Where Work Goes During a Leave of Absence

Actions to take: When tasks need to be temporarily distributed to others, start by delegating down. Give the work to employees whose routine work is less complex than the work being delegated. Only take on the work yourself as a last resort. Resist the false belief that taking on all the work yourself makes you a team player.


I had a part time job at the Inter-Library Loan Department when I was an undergraduate in college. One summer while I was working, the person responsible for international loan requests took a 3-week vacation. I was asked to cover that aspect of the work while she was gone. 

That decision would be considered insane in some work environments. Some managers and HR professionals will tell you that giving a fulltime person's duties to a part-time college kid is not only irresponsible, but illegal. They would say that it required me to do work outside my pay grade and that I had a case to sue for higher pay. This kind of thinking takes a good idea (don't exploit employees) and swings the pendulum so far in the other direction that it crashes through the wall of the clock.

When someone takes a leave of absence, their work should be delegated down wherever possible. Distribute the work to employees at a lower level of responsibility than the individual in question.  Anything that cannot be delegated down should be delegated laterally (i.e. to peers at the same level). Work should be passed up to the boss only as a last resort. 


I know that this advice sounds like something right out of the "soul-crushing dictatorial manager" playbook. Hang with me for a minute. I think I can convince you why everyone wins with this strategy.

Modern theory of work satisfaction holds that 3 things need to be present for someone to feel that their jobs have meaning: 

  1. Autonomy (do I control my work?)
  2. Complexity (am I getting new challenges?)
  3. Effort-reward connection (is my work recognized?)
Proper delegation maintains and reinforces these three elements. You maintain the effort-reward connection by choosing what to delegate to whom based on their past successes: "You have done such excellent work with your detail-oriented tasks. I'm wondering if you would be interested in taking on this new task, which requires a great eye for detail." You maintain complexity by delegating down rather than up or sideways: "This new task will stretch your abilities a little and help grow your skills." Finally, you maintain autonomy by making it an honest question: "It's totally up to you whether you take on this new work."

For your delegation to be successful, you must be completely genuine about these three elements. The employee has to truly believe that there will be no downside if they choose not to accept, that the new task will be an interesting challenge, and that you are asking them in particular because their past successes relate to the new task. In the opening anecdote, I was thrilled to be given this work. I knew that it meant my efforts were valued. It was a great bullet to add to my resume. And I felt that it really was a question (not a demand) when my boss asked if I'd like to take on the work. 

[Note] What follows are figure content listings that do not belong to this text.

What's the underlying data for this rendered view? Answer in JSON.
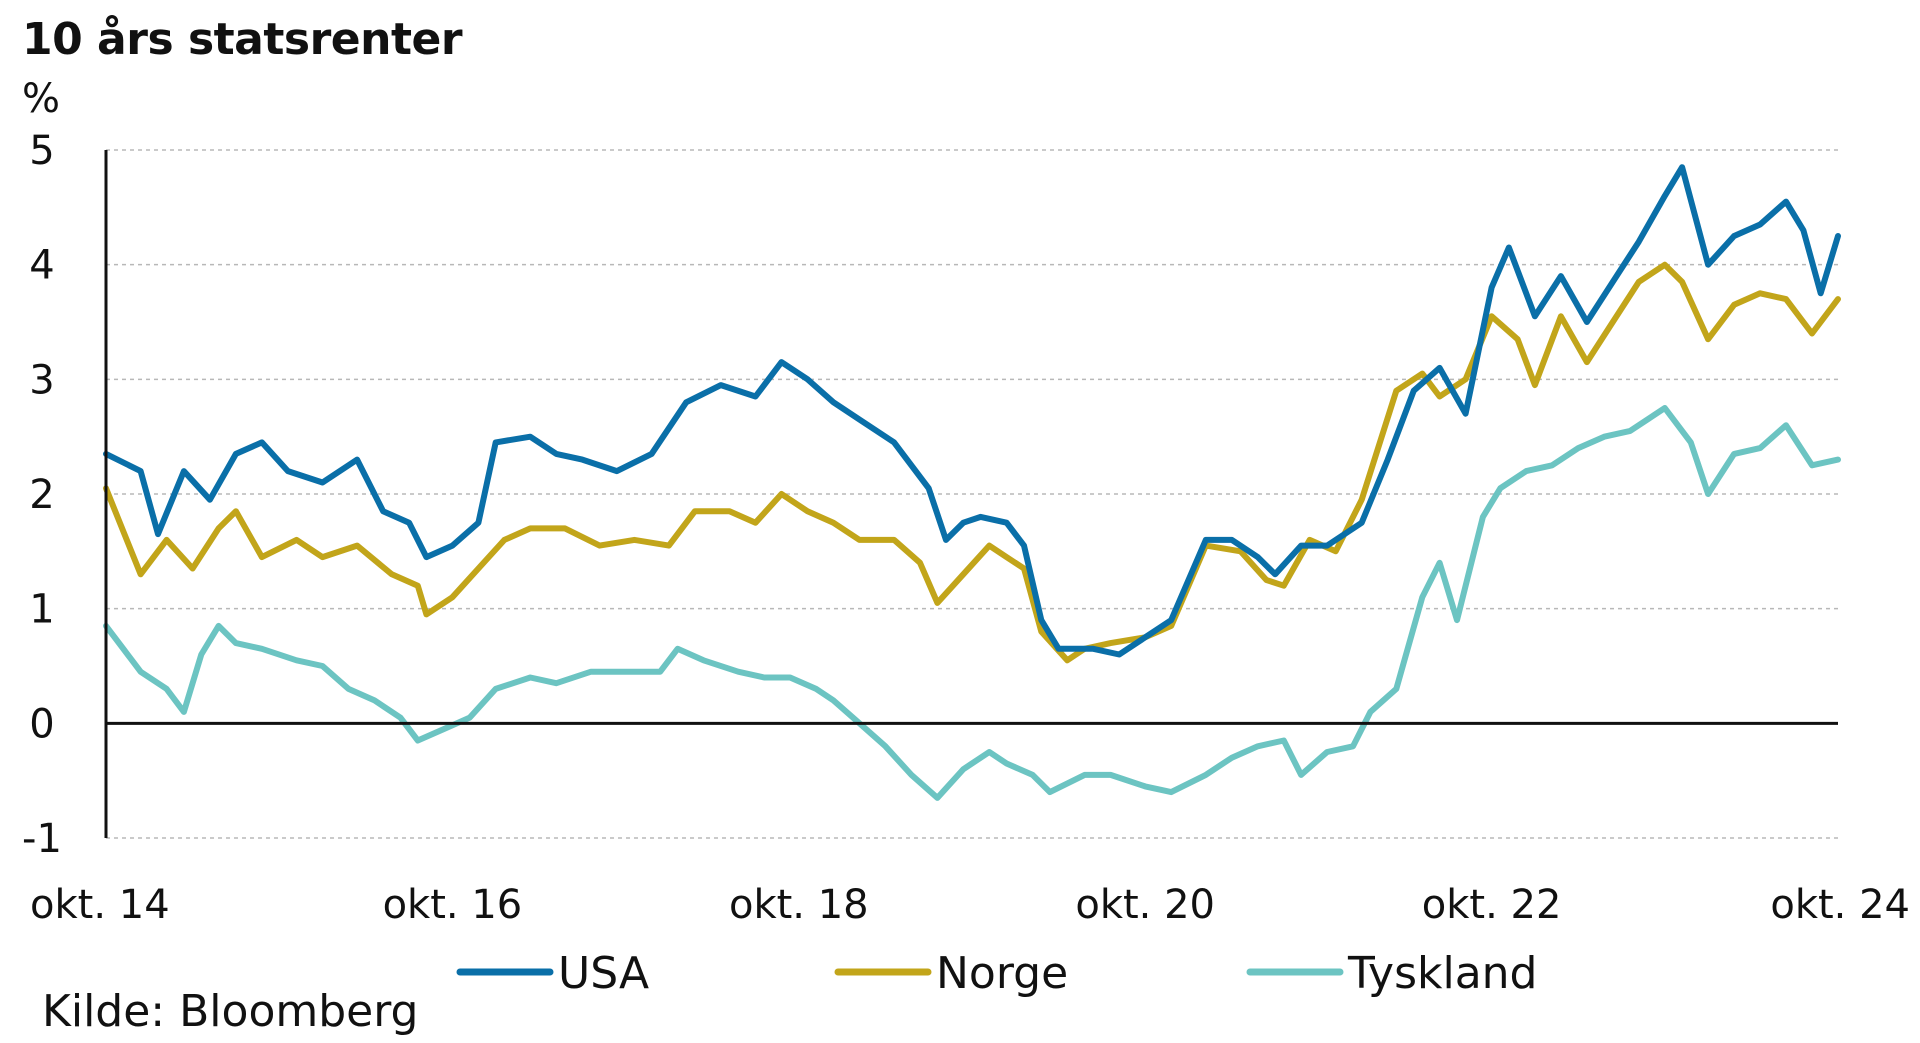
{
  "chart_data": {
    "type": "line",
    "title": "10 års statsrenter",
    "ylabel": "%",
    "ylim": [
      -1,
      5
    ],
    "yticks": [
      "5",
      "4",
      "3",
      "2",
      "1",
      "0",
      "-1"
    ],
    "xlim": [
      2014.75,
      2024.75
    ],
    "xticks": [
      {
        "x": 2014.75,
        "label": "okt. 14"
      },
      {
        "x": 2016.75,
        "label": "okt. 16"
      },
      {
        "x": 2018.75,
        "label": "okt. 18"
      },
      {
        "x": 2020.75,
        "label": "okt. 20"
      },
      {
        "x": 2022.75,
        "label": "okt. 22"
      },
      {
        "x": 2024.75,
        "label": "okt. 24"
      }
    ],
    "grid": true,
    "legend_position": "bottom",
    "source": "Kilde: Bloomberg",
    "series": [
      {
        "name": "USA",
        "color": "#0a6fa8",
        "points": [
          [
            2014.75,
            2.35
          ],
          [
            2014.95,
            2.2
          ],
          [
            2015.05,
            1.65
          ],
          [
            2015.2,
            2.2
          ],
          [
            2015.35,
            1.95
          ],
          [
            2015.5,
            2.35
          ],
          [
            2015.65,
            2.45
          ],
          [
            2015.8,
            2.2
          ],
          [
            2016.0,
            2.1
          ],
          [
            2016.2,
            2.3
          ],
          [
            2016.35,
            1.85
          ],
          [
            2016.5,
            1.75
          ],
          [
            2016.6,
            1.45
          ],
          [
            2016.75,
            1.55
          ],
          [
            2016.9,
            1.75
          ],
          [
            2017.0,
            2.45
          ],
          [
            2017.2,
            2.5
          ],
          [
            2017.35,
            2.35
          ],
          [
            2017.5,
            2.3
          ],
          [
            2017.7,
            2.2
          ],
          [
            2017.9,
            2.35
          ],
          [
            2018.1,
            2.8
          ],
          [
            2018.3,
            2.95
          ],
          [
            2018.5,
            2.85
          ],
          [
            2018.65,
            3.15
          ],
          [
            2018.8,
            3.0
          ],
          [
            2018.95,
            2.8
          ],
          [
            2019.1,
            2.65
          ],
          [
            2019.3,
            2.45
          ],
          [
            2019.5,
            2.05
          ],
          [
            2019.6,
            1.6
          ],
          [
            2019.7,
            1.75
          ],
          [
            2019.8,
            1.8
          ],
          [
            2019.95,
            1.75
          ],
          [
            2020.05,
            1.55
          ],
          [
            2020.15,
            0.9
          ],
          [
            2020.25,
            0.65
          ],
          [
            2020.45,
            0.65
          ],
          [
            2020.6,
            0.6
          ],
          [
            2020.75,
            0.75
          ],
          [
            2020.9,
            0.9
          ],
          [
            2021.1,
            1.6
          ],
          [
            2021.25,
            1.6
          ],
          [
            2021.4,
            1.45
          ],
          [
            2021.5,
            1.3
          ],
          [
            2021.65,
            1.55
          ],
          [
            2021.8,
            1.55
          ],
          [
            2022.0,
            1.75
          ],
          [
            2022.15,
            2.3
          ],
          [
            2022.3,
            2.9
          ],
          [
            2022.45,
            3.1
          ],
          [
            2022.6,
            2.7
          ],
          [
            2022.75,
            3.8
          ],
          [
            2022.85,
            4.15
          ],
          [
            2023.0,
            3.55
          ],
          [
            2023.15,
            3.9
          ],
          [
            2023.3,
            3.5
          ],
          [
            2023.45,
            3.85
          ],
          [
            2023.6,
            4.2
          ],
          [
            2023.75,
            4.6
          ],
          [
            2023.85,
            4.85
          ],
          [
            2024.0,
            4.0
          ],
          [
            2024.15,
            4.25
          ],
          [
            2024.3,
            4.35
          ],
          [
            2024.45,
            4.55
          ],
          [
            2024.55,
            4.3
          ],
          [
            2024.65,
            3.75
          ],
          [
            2024.75,
            4.25
          ]
        ]
      },
      {
        "name": "Norge",
        "color": "#c2a51a",
        "points": [
          [
            2014.75,
            2.05
          ],
          [
            2014.95,
            1.3
          ],
          [
            2015.1,
            1.6
          ],
          [
            2015.25,
            1.35
          ],
          [
            2015.4,
            1.7
          ],
          [
            2015.5,
            1.85
          ],
          [
            2015.65,
            1.45
          ],
          [
            2015.85,
            1.6
          ],
          [
            2016.0,
            1.45
          ],
          [
            2016.2,
            1.55
          ],
          [
            2016.4,
            1.3
          ],
          [
            2016.55,
            1.2
          ],
          [
            2016.6,
            0.95
          ],
          [
            2016.75,
            1.1
          ],
          [
            2016.9,
            1.35
          ],
          [
            2017.05,
            1.6
          ],
          [
            2017.2,
            1.7
          ],
          [
            2017.4,
            1.7
          ],
          [
            2017.6,
            1.55
          ],
          [
            2017.8,
            1.6
          ],
          [
            2018.0,
            1.55
          ],
          [
            2018.15,
            1.85
          ],
          [
            2018.35,
            1.85
          ],
          [
            2018.5,
            1.75
          ],
          [
            2018.65,
            2.0
          ],
          [
            2018.8,
            1.85
          ],
          [
            2018.95,
            1.75
          ],
          [
            2019.1,
            1.6
          ],
          [
            2019.3,
            1.6
          ],
          [
            2019.45,
            1.4
          ],
          [
            2019.55,
            1.05
          ],
          [
            2019.7,
            1.3
          ],
          [
            2019.85,
            1.55
          ],
          [
            2019.95,
            1.45
          ],
          [
            2020.05,
            1.35
          ],
          [
            2020.15,
            0.8
          ],
          [
            2020.3,
            0.55
          ],
          [
            2020.4,
            0.65
          ],
          [
            2020.55,
            0.7
          ],
          [
            2020.75,
            0.75
          ],
          [
            2020.9,
            0.85
          ],
          [
            2021.1,
            1.55
          ],
          [
            2021.3,
            1.5
          ],
          [
            2021.45,
            1.25
          ],
          [
            2021.55,
            1.2
          ],
          [
            2021.7,
            1.6
          ],
          [
            2021.85,
            1.5
          ],
          [
            2022.0,
            1.95
          ],
          [
            2022.2,
            2.9
          ],
          [
            2022.35,
            3.05
          ],
          [
            2022.45,
            2.85
          ],
          [
            2022.6,
            3.0
          ],
          [
            2022.75,
            3.55
          ],
          [
            2022.9,
            3.35
          ],
          [
            2023.0,
            2.95
          ],
          [
            2023.15,
            3.55
          ],
          [
            2023.3,
            3.15
          ],
          [
            2023.45,
            3.5
          ],
          [
            2023.6,
            3.85
          ],
          [
            2023.75,
            4.0
          ],
          [
            2023.85,
            3.85
          ],
          [
            2024.0,
            3.35
          ],
          [
            2024.15,
            3.65
          ],
          [
            2024.3,
            3.75
          ],
          [
            2024.45,
            3.7
          ],
          [
            2024.6,
            3.4
          ],
          [
            2024.75,
            3.7
          ]
        ]
      },
      {
        "name": "Tyskland",
        "color": "#6cc4c2",
        "points": [
          [
            2014.75,
            0.85
          ],
          [
            2014.95,
            0.45
          ],
          [
            2015.1,
            0.3
          ],
          [
            2015.2,
            0.1
          ],
          [
            2015.3,
            0.6
          ],
          [
            2015.4,
            0.85
          ],
          [
            2015.5,
            0.7
          ],
          [
            2015.65,
            0.65
          ],
          [
            2015.85,
            0.55
          ],
          [
            2016.0,
            0.5
          ],
          [
            2016.15,
            0.3
          ],
          [
            2016.3,
            0.2
          ],
          [
            2016.45,
            0.05
          ],
          [
            2016.55,
            -0.15
          ],
          [
            2016.7,
            -0.05
          ],
          [
            2016.85,
            0.05
          ],
          [
            2017.0,
            0.3
          ],
          [
            2017.2,
            0.4
          ],
          [
            2017.35,
            0.35
          ],
          [
            2017.55,
            0.45
          ],
          [
            2017.75,
            0.45
          ],
          [
            2017.95,
            0.45
          ],
          [
            2018.05,
            0.65
          ],
          [
            2018.2,
            0.55
          ],
          [
            2018.4,
            0.45
          ],
          [
            2018.55,
            0.4
          ],
          [
            2018.7,
            0.4
          ],
          [
            2018.85,
            0.3
          ],
          [
            2018.95,
            0.2
          ],
          [
            2019.1,
            0.0
          ],
          [
            2019.25,
            -0.2
          ],
          [
            2019.4,
            -0.45
          ],
          [
            2019.55,
            -0.65
          ],
          [
            2019.7,
            -0.4
          ],
          [
            2019.85,
            -0.25
          ],
          [
            2019.95,
            -0.35
          ],
          [
            2020.1,
            -0.45
          ],
          [
            2020.2,
            -0.6
          ],
          [
            2020.4,
            -0.45
          ],
          [
            2020.55,
            -0.45
          ],
          [
            2020.75,
            -0.55
          ],
          [
            2020.9,
            -0.6
          ],
          [
            2021.1,
            -0.45
          ],
          [
            2021.25,
            -0.3
          ],
          [
            2021.4,
            -0.2
          ],
          [
            2021.55,
            -0.15
          ],
          [
            2021.65,
            -0.45
          ],
          [
            2021.8,
            -0.25
          ],
          [
            2021.95,
            -0.2
          ],
          [
            2022.05,
            0.1
          ],
          [
            2022.2,
            0.3
          ],
          [
            2022.35,
            1.1
          ],
          [
            2022.45,
            1.4
          ],
          [
            2022.55,
            0.9
          ],
          [
            2022.7,
            1.8
          ],
          [
            2022.8,
            2.05
          ],
          [
            2022.95,
            2.2
          ],
          [
            2023.1,
            2.25
          ],
          [
            2023.25,
            2.4
          ],
          [
            2023.4,
            2.5
          ],
          [
            2023.55,
            2.55
          ],
          [
            2023.75,
            2.75
          ],
          [
            2023.9,
            2.45
          ],
          [
            2024.0,
            2.0
          ],
          [
            2024.15,
            2.35
          ],
          [
            2024.3,
            2.4
          ],
          [
            2024.45,
            2.6
          ],
          [
            2024.6,
            2.25
          ],
          [
            2024.75,
            2.3
          ]
        ]
      }
    ]
  }
}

If you know how to delegate following these rules, then delegating down is to everyone's benefit. The employee wins. They will feel that their work is respected and be excited for the opportunity to try something new. You win. You successfully help your employees expand their skills (a primary purpose of your job), and you are not burning out by taking on every burden yourself.

And the organization wins. The cold hard fact is that, to the organization, some work is more valuable than other work. Bosses get paid more than employees, which means the boss-level tasks come before employee-level tasks. If you delegate work up to yourself, you won't do a good job at that work. Why? Because you've got other, more valuable work that needs doing. You'll do the absent employee's work quickly, which is to say sloppily, so that you can get back to your own work. If you do prioritize your employee's work over yours, you are doing a disservice to your organization. To stick with examples from the library world, it just doesn't make any sense for the branch manager to spend hours doing routine check-in and shelving.


When an employee takes a leave of absence, hard-working, kind managers will instinctually put the work on themselves. You want to be a team player. It feels dictatorial to push it onto others. It seems honorable to take on the burden. This thinking is, frankly, delusional. Your job is not to be a superhero that fixes everything. Your job is to figure out the most effective way to get the work done. When I say that work should be passed to the boss only as a last resort, keep in mind that we are talking about a workplace where the boss is already working as hard as everyone else on the team. We are talking about a workplace where there is constant communication and transparency in both directions between the boss and employees.

In that kind of workplace, people will respect the manager who delegates effectively. They'll roll their eyes at the manager who thinks they need to take on all the extra work themselves.